Walmart’s new “No Concerns” campaign promotes easier return policies during the holiday shopping period. Members of the Walmart+ membership program will soon be able to schedule the pickup of eligible returns in the Walmart app, and they’ll be able to hand off returns to delivery drivers without needing a box or label. Another component of the program is curbside returns, which will allow shoppers to remain in their vehicles while returning Walmart purchases.
In addition to using technology to make online and in-store returns easier, retailers like Walmart are also relying on tools like artificial intelligence to decrease overall return rates.
Somewhere between 20% and 30% of e-commerce sales come back to retailers as product returns, compared to 9% of brick-and-mortar sales. Retailers have deployed all sorts of strategies, from tightening policies to charging fees for return shipping. According to a report by Appriss Retail and Incisiv, 73% of returns are due to factors that retailers can control. For example, retailers can track consumer habits like overbuying and returning unwanted items and address shoppers personally through messaging and dynamic policies.
Intentional losses, which have become another major issue for retailers this year, can also be isolated and prevented using AI to understand in real-time where certain behaviors are taking place.
“Accepting product returns comes with a cost and a risk. These costs include the revenue lost from the product itself, money spent on return packaging and processing, as well as the money lost when a product is damaged or becomes out-of-season during the return process,” says David Speights, Appriss Retail’s chief data scientist.
In an annual survey conducted with the National Retail Federation, Appriss found that 10.3% of returns were identified as fraudulent. Despite this, Speights says it’s rarely in the retailer’s best interest to enact more restrictive returns policies.
“Not accepting returns also comes at a cost. Restrictive return policies can scare away potentially loyal customers and reduce sales,” Speights says. “Retailers must find a way to detect and deter fraudulent consumers without impacting any others.”
At Appriss, Speights works with retailers like Home Depot and Dick’s Sporting Goods to create consumer-friendly return policies and combat internal fraud. He says technology can streamline returns, so the vast majority of consumers see fewer restrictions, while still protecting retail brands from losses due to fraud.
When the fast fashion retailer Zara announced a new policy to charge customers for returns, and even block returns altogether in some cases, the backlash was swift. Consumers questioned why the retailer would seemingly punish all customers, including the company’s most loyal shoppers, for fraudulent actions committed by a few.
Speights says AI could have been used to mitigate Zara’s losses without alienating the brand’s most loyal shoppers. He says many retailers are using AI to improve the customer experience and provide loyal shoppers with less-restrictive return policies by utilizing their full shopping and refund histories and separating the good shoppers from the bad.

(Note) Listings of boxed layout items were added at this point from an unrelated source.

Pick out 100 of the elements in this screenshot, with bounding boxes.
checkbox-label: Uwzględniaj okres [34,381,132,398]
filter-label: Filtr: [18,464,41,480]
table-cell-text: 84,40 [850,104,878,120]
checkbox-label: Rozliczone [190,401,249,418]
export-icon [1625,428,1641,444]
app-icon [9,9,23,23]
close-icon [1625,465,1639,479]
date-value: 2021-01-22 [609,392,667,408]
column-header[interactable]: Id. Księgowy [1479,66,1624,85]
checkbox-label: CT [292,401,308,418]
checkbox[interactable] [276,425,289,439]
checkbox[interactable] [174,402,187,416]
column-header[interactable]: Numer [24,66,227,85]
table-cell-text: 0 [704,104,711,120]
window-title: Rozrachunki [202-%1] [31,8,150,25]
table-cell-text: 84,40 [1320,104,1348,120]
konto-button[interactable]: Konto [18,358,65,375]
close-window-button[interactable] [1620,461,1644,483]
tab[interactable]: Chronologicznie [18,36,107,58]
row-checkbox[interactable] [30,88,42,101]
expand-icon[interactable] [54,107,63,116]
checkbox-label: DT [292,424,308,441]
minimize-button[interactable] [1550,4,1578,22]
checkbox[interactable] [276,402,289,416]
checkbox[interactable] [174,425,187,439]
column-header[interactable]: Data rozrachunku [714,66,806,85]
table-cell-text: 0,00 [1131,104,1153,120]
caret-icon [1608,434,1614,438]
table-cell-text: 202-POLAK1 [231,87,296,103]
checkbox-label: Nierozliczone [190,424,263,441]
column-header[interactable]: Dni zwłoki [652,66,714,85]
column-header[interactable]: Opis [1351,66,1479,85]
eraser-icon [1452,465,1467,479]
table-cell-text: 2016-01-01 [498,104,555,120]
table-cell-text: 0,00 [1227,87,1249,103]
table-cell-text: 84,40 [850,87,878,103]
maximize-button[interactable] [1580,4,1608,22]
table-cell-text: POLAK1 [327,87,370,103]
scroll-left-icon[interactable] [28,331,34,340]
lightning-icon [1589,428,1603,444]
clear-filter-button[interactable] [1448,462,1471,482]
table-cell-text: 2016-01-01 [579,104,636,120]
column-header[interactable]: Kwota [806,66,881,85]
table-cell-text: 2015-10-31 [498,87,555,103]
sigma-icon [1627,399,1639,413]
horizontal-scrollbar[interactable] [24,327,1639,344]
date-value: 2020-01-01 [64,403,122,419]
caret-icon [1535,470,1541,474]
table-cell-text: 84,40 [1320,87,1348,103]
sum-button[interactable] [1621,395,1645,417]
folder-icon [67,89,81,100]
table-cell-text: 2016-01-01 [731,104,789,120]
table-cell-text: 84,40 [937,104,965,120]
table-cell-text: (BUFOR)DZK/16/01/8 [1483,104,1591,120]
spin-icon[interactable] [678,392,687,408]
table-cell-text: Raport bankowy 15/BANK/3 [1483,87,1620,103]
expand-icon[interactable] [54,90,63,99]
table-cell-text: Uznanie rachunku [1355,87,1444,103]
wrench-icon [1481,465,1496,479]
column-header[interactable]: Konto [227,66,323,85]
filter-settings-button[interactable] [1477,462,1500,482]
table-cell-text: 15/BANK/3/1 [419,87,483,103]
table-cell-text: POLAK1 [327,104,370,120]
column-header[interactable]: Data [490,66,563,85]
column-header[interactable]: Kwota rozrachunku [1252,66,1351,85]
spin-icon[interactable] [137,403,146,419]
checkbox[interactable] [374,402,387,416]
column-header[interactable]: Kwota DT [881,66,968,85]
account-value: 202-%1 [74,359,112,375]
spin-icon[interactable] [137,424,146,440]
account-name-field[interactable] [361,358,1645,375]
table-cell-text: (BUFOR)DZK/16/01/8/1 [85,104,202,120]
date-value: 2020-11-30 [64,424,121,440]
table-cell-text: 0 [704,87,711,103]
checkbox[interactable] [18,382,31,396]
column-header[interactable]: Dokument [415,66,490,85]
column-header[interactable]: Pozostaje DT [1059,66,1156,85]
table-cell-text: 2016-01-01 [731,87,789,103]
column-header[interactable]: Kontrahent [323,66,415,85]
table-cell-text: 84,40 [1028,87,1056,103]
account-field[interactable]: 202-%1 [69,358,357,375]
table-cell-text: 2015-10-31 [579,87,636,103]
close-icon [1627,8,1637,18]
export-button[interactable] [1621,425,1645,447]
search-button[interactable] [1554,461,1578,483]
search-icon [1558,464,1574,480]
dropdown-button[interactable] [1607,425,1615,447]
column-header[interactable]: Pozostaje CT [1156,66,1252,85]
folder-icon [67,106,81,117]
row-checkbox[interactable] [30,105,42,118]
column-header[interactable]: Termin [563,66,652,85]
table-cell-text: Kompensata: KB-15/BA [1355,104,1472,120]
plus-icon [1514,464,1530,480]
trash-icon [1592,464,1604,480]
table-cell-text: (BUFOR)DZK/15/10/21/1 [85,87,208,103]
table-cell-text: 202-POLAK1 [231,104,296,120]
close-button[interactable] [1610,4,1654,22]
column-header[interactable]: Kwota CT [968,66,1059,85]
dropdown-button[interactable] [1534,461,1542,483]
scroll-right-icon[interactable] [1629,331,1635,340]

“AI can recommend dynamic policies and create behavior-based returns recommendations that give high-value customers exciting perks like longer return periods or can provide targeted incentives that can recapture revenue and modify shopper behavior, such as if a retailer wants a consumer to make a return in-store rather than ship it back,” Speights says. “And this is occurring all while the system is identifying and recommending restrictive policies for shoppers whose returns disproportionally cost the retailer.”

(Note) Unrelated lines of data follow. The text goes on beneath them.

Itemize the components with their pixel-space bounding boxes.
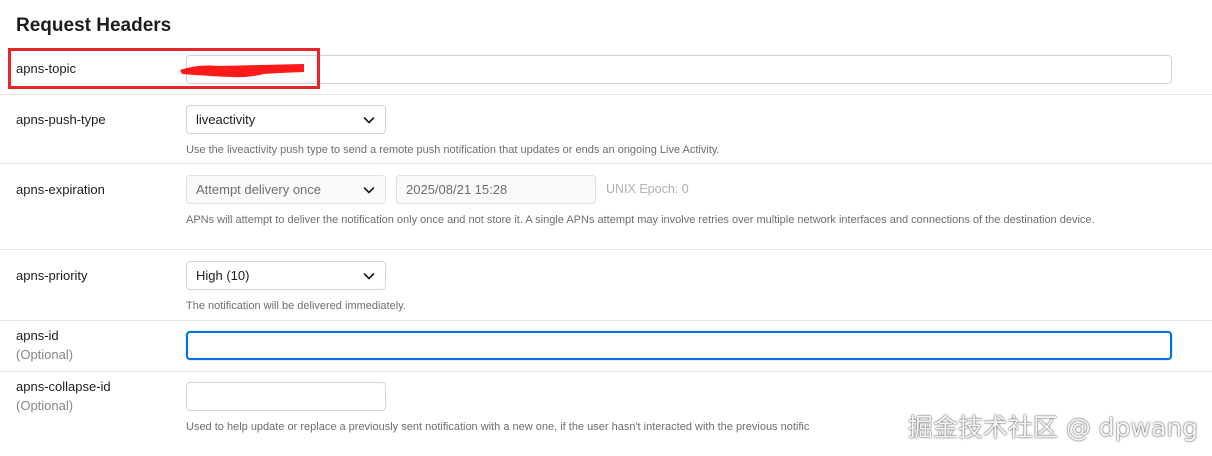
apns-expiration-select[interactable]: Attempt delivery once (186, 175, 386, 204)
apns-expiration-label: apns-expiration (16, 182, 105, 197)
apns-push-type-label: apns-push-type (16, 112, 106, 127)
section-title: Request Headers (16, 15, 172, 36)
apns-priority-value: High (10) (196, 268, 250, 283)
watermark: 掘金技术社区 @ dpwang (907, 413, 1198, 442)
apns-id-label: apns-id (16, 328, 59, 343)
row-divider (0, 320, 1212, 321)
apns-priority-label: apns-priority (16, 268, 88, 283)
apns-priority-select[interactable]: High (10) (186, 261, 386, 290)
row-divider (0, 249, 1212, 250)
row-divider (0, 371, 1212, 372)
annotation-highlight-box (8, 48, 320, 89)
row-divider (0, 94, 1212, 95)
apns-expiration-help: APNs will attempt to deliver the notific… (186, 214, 1095, 226)
apns-priority-help: The notification will be delivered immed… (186, 300, 406, 312)
apns-collapse-id-label: apns-collapse-id (16, 379, 111, 394)
apns-push-type-select[interactable]: liveactivity (186, 105, 386, 134)
apns-id-input[interactable] (186, 331, 1172, 360)
apns-id-optional: (Optional) (16, 347, 74, 362)
chevron-down-icon (363, 117, 375, 124)
apns-collapse-id-input[interactable] (186, 382, 386, 411)
chevron-down-icon (363, 187, 375, 194)
apns-collapse-id-optional: (Optional) (16, 398, 74, 413)
apns-push-type-help: Use the liveactivity push type to send a… (186, 144, 720, 156)
unix-epoch-readout: UNIX Epoch: 0 (606, 182, 689, 196)
row-divider (0, 163, 1212, 164)
apns-topic-input[interactable] (186, 55, 1172, 84)
apns-push-type-value: liveactivity (196, 112, 256, 127)
apns-expiration-value: Attempt delivery once (196, 182, 322, 197)
apns-expiration-datetime-input[interactable]: 2025/08/21 15:28 (396, 175, 596, 204)
chevron-down-icon (363, 273, 375, 280)
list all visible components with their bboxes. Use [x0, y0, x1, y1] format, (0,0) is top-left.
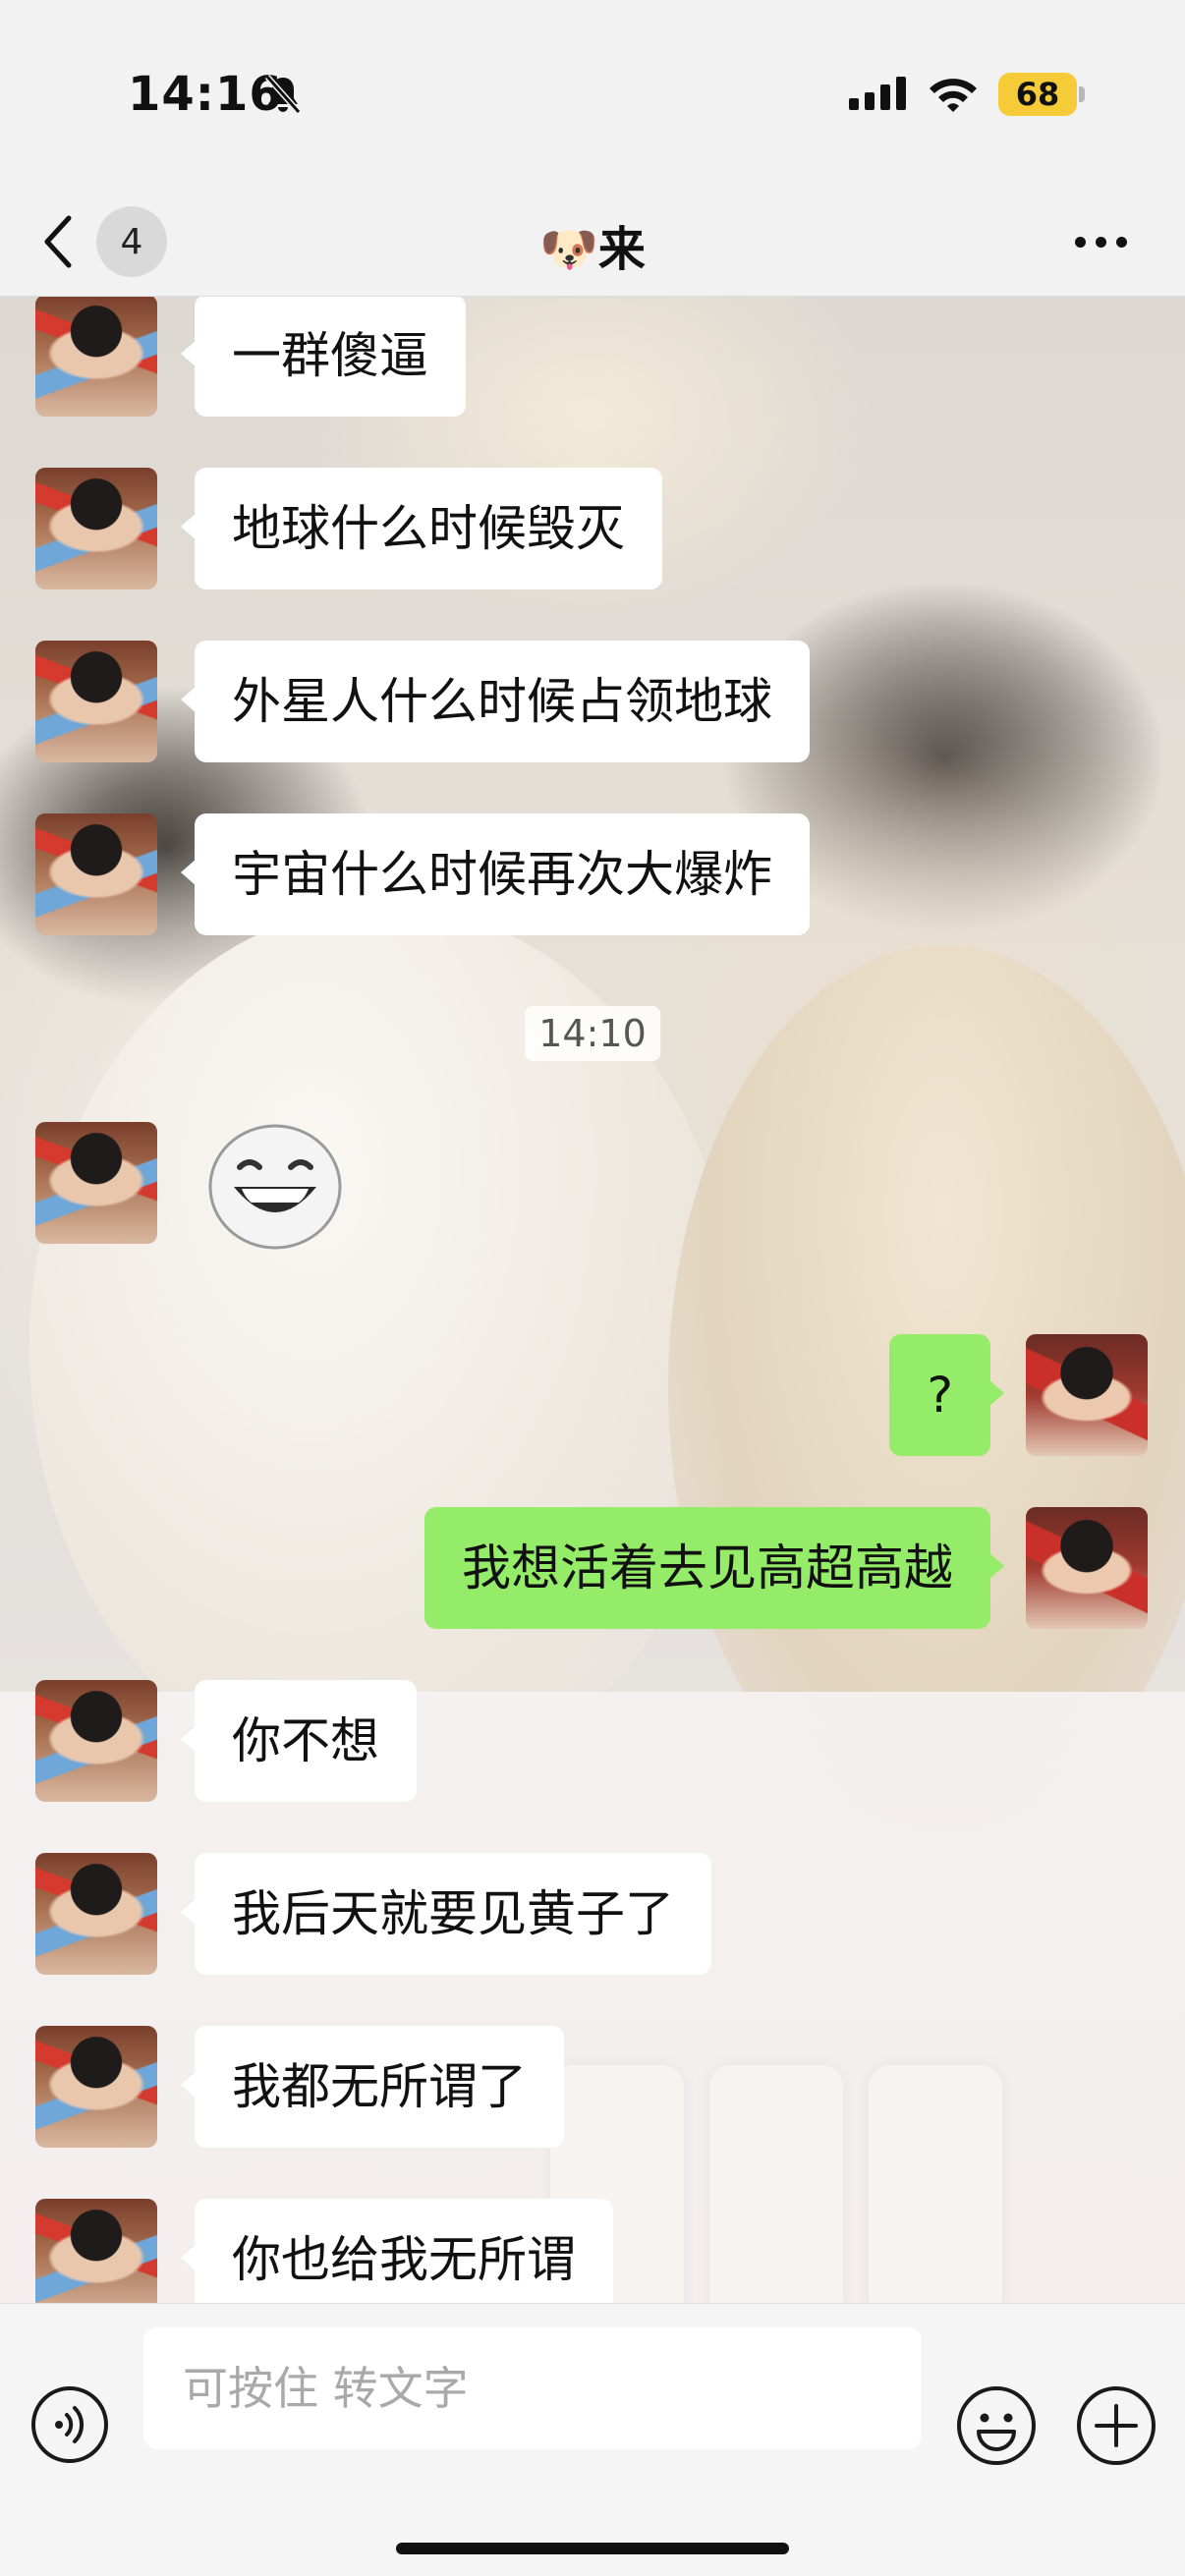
avatar[interactable] — [35, 1680, 157, 1802]
avatar[interactable] — [35, 2199, 157, 2303]
more-options-button[interactable] — [1061, 214, 1140, 269]
wifi-icon — [930, 79, 977, 112]
message-bubble[interactable]: 外星人什么时候占领地球 — [181, 641, 810, 762]
battery-tip — [1079, 86, 1085, 102]
voice-input-icon[interactable] — [29, 2384, 110, 2465]
home-indicator[interactable] — [396, 2543, 789, 2554]
input-bar — [0, 2303, 1185, 2576]
message-bubble[interactable]: 我后天就要见黄子了 — [181, 1853, 711, 1975]
chat-title: 🐶来 — [539, 222, 646, 277]
message-timestamp: 14:10 — [525, 1006, 660, 1061]
emoji-icon[interactable] — [955, 2384, 1038, 2467]
avatar[interactable] — [35, 813, 157, 935]
avatar[interactable] — [35, 1853, 157, 1975]
dot-icon — [1115, 236, 1127, 248]
signal-icon — [849, 77, 906, 110]
message-bubble[interactable]: 地球什么时候毁灭 — [181, 468, 662, 589]
avatar[interactable] — [1026, 1334, 1148, 1456]
avatar[interactable] — [35, 468, 157, 589]
message-bubble[interactable]: 你不想 — [181, 1680, 417, 1802]
battery-indicator: 68 — [998, 73, 1077, 116]
background-product — [709, 2065, 843, 2303]
message-bubble[interactable]: 宇宙什么时候再次大爆炸 — [181, 813, 810, 935]
background-photo-products — [550, 2065, 1002, 2303]
background-product — [869, 2065, 1002, 2303]
avatar[interactable] — [35, 297, 157, 417]
message-bubble[interactable]: 你也给我无所谓 — [181, 2199, 613, 2303]
grinning-face-sticker[interactable] — [206, 1122, 344, 1250]
nav-bar: 4 🐶来 — [0, 187, 1185, 297]
message-bubble[interactable]: 我都无所谓了 — [181, 2026, 564, 2148]
message-bubble[interactable]: ? — [889, 1334, 1004, 1456]
avatar[interactable] — [35, 641, 157, 762]
bell-off-icon — [264, 75, 302, 114]
message-input[interactable] — [143, 2327, 922, 2449]
avatar[interactable] — [35, 2026, 157, 2148]
message-bubble[interactable]: 我想活着去见高超高越 — [424, 1507, 1004, 1629]
status-bar: 14:16 68 — [0, 0, 1185, 187]
dot-icon — [1095, 236, 1106, 248]
message-bubble[interactable]: 一群傻逼 — [181, 297, 466, 417]
chat-area[interactable]: 一群傻逼 地球什么时候毁灭 外星人什么时候占领地球 宇宙什么时候再次大爆炸 14… — [0, 297, 1185, 2303]
avatar[interactable] — [35, 1122, 157, 1244]
dot-icon — [1074, 236, 1086, 248]
avatar[interactable] — [1026, 1507, 1148, 1629]
status-time: 14:16 — [128, 67, 283, 122]
plus-circle-icon[interactable] — [1075, 2384, 1157, 2467]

However, implementing an AI-based approach to returns does require a shift in thinking for retail associates, from a policy-driven system to a consumer-tailored system. Speights says most associates are used to the “customer is always right” approach. While this response leads to positive customer service reviews, it may cost some retailers in the long-run.

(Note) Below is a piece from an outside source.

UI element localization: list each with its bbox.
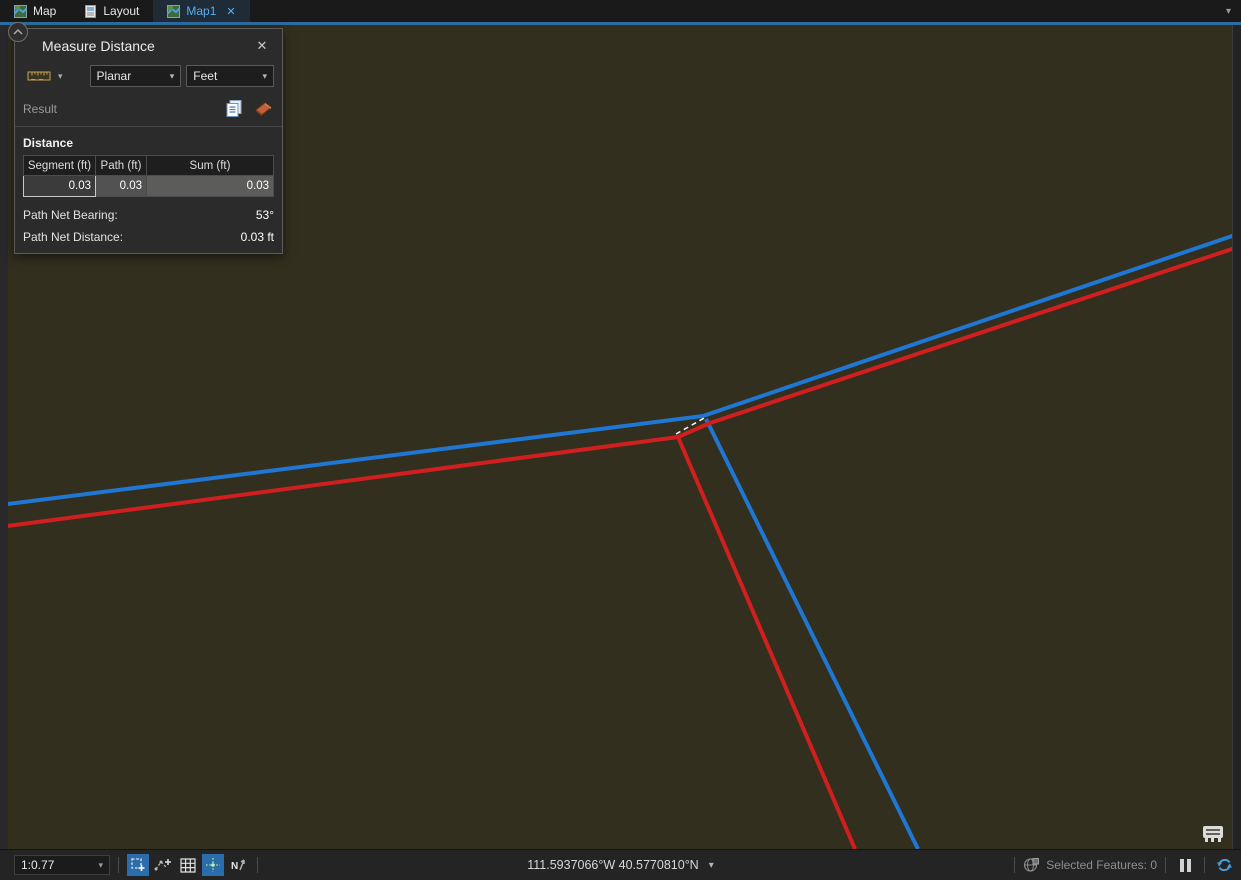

“Traditionally, retailers have always looked at returns as just a cost of doing business. One of the biggest challenges in implementing an AI-driven returns approach is a lack of awareness around the capabilities in this space and in the actual risks that exist,” Speights says. “Beyond realizing how AI can mitigate returns abuse and fraud, many aren’t aware of the opportunities available to improve the consumer experience.”